Na Capital Argentina, de Buenos Aires a Puerto Iguazú se veem plaquinhas informando “Aceitamos Pix” tornaram-se corriqueiras.
Em Janeiro de 2025, publiquei o artigo “PIX: Argentinos ficam encantados pelo Meio de Pagamento que substitui dinheiro e tem até cotação diferenciada” . Um ano e meio depois, praticamente todos os Restaurantes, Lojas e comércios de Buenos Aires e outras cidades frequentadas por turistas, ostentam Displays e placas dizendo que aceitam o PIX.
Entender os motivos dessa adoção em larga escala revela muito sobre a dinâmica do comércio regional, o poder de compra do real e os desafios econômicos enfrentados pelo país vizinho.

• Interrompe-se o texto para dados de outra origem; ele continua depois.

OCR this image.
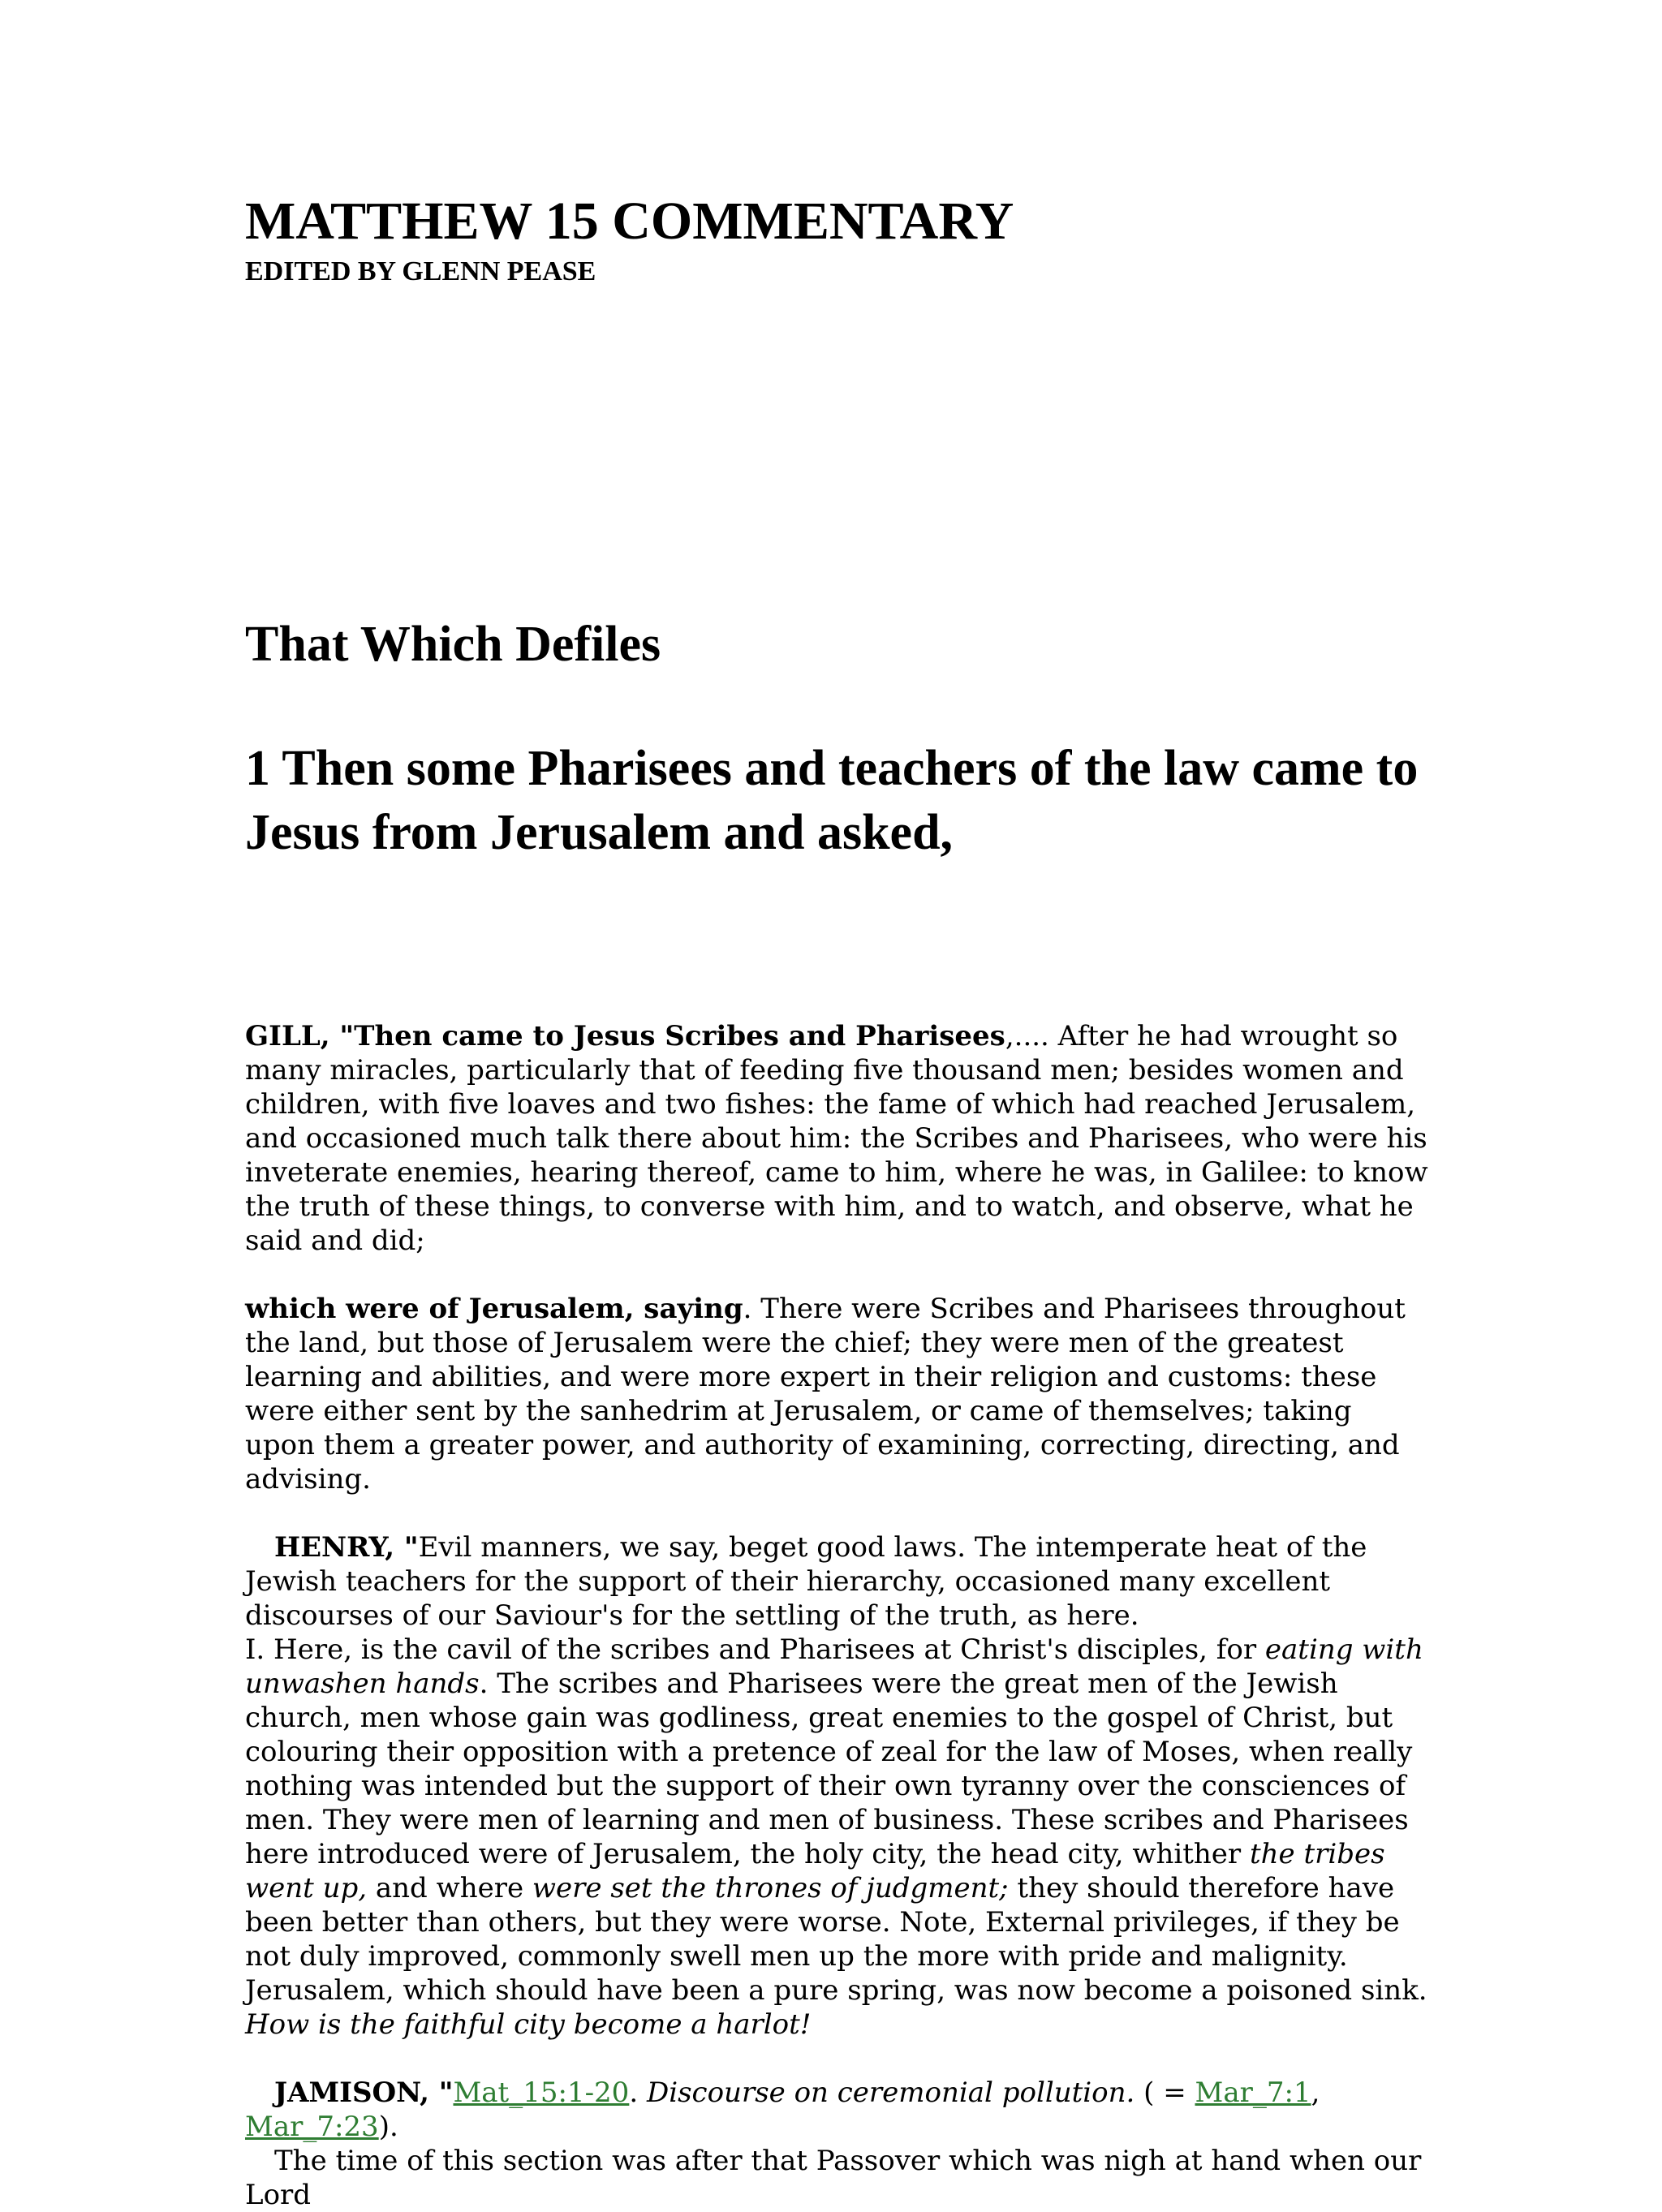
MATTHEW 15 COMMENTARY
EDITED BY GLENN PEASE
That Which Defiles
1 Then some Pharisees and teachers of the law came to Jesus from Jerusalem and asked,

GILL, "Then came to Jesus Scribes and Pharisees,.... After he had wrought so many miracles, particularly that of feeding five thousand men; besides women and children, with five loaves and two fishes: the fame of which had reached Jerusalem, and occasioned much talk there about him: the Scribes and Pharisees, who were his inveterate enemies, hearing thereof, came to him, where he was, in Galilee: to know the truth of these things, to converse with him, and to watch, and observe, what he said and did;

which were of Jerusalem, saying. There were Scribes and Pharisees throughout the land, but those of Jerusalem were the chief; they were men of the greatest learning and abilities, and were more expert in their religion and customs: these were either sent by the sanhedrim at Jerusalem, or came of themselves; taking upon them a greater power, and authority of examining, correcting, directing, and advising.

HENRY, "Evil manners, we say, beget good laws. The intemperate heat of the Jewish teachers for the support of their hierarchy, occasioned many excellent discourses of our Saviour's for the settling of the truth, as here.

I. Here, is the cavil of the scribes and Pharisees at Christ's disciples, for eating with unwashen hands. The scribes and Pharisees were the great men of the Jewish church, men whose gain was godliness, great enemies to the gospel of Christ, but colouring their opposition with a pretence of zeal for the law of Moses, when really nothing was intended but the support of their own tyranny over the consciences of men. They were men of learning and men of business. These scribes and Pharisees here introduced were of Jerusalem, the holy city, the head city, whither the tribes went up, and where were set the thrones of judgment; they should therefore have been better than others, but they were worse. Note, External privileges, if they be not duly improved, commonly swell men up the more with pride and malignity. Jerusalem, which should have been a pure spring, was now become a poisoned sink. How is the faithful city become a harlot!

JAMISON, "Mat_15:1-20. Discourse on ceremonial pollution. ( = Mar_7:1, Mar_7:23).

The time of this section was after that Passover which was nigh at hand when our Lord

O Brasil representa uma das maiores fontes de turistas e divisas para a Argentina. Para os comerciantes locais, garantir que o cliente brasileiro consiga pagar de forma rápida e sem atrito é fundamental para fechar vendas e impulsionar faturamento.
Historicamente, fazer compras na Argentina exigia que o turista brasileiro fisesse cálculo de taxas de câmbio ou carregasse grandes quantidades de cédulas de peso.
As soluções de pagamento via Pix convertem o valor em reais na hora, utilizando taxas de câmbio abaixo às do mercado, reduzindo a burocracia e aumentando a segurança.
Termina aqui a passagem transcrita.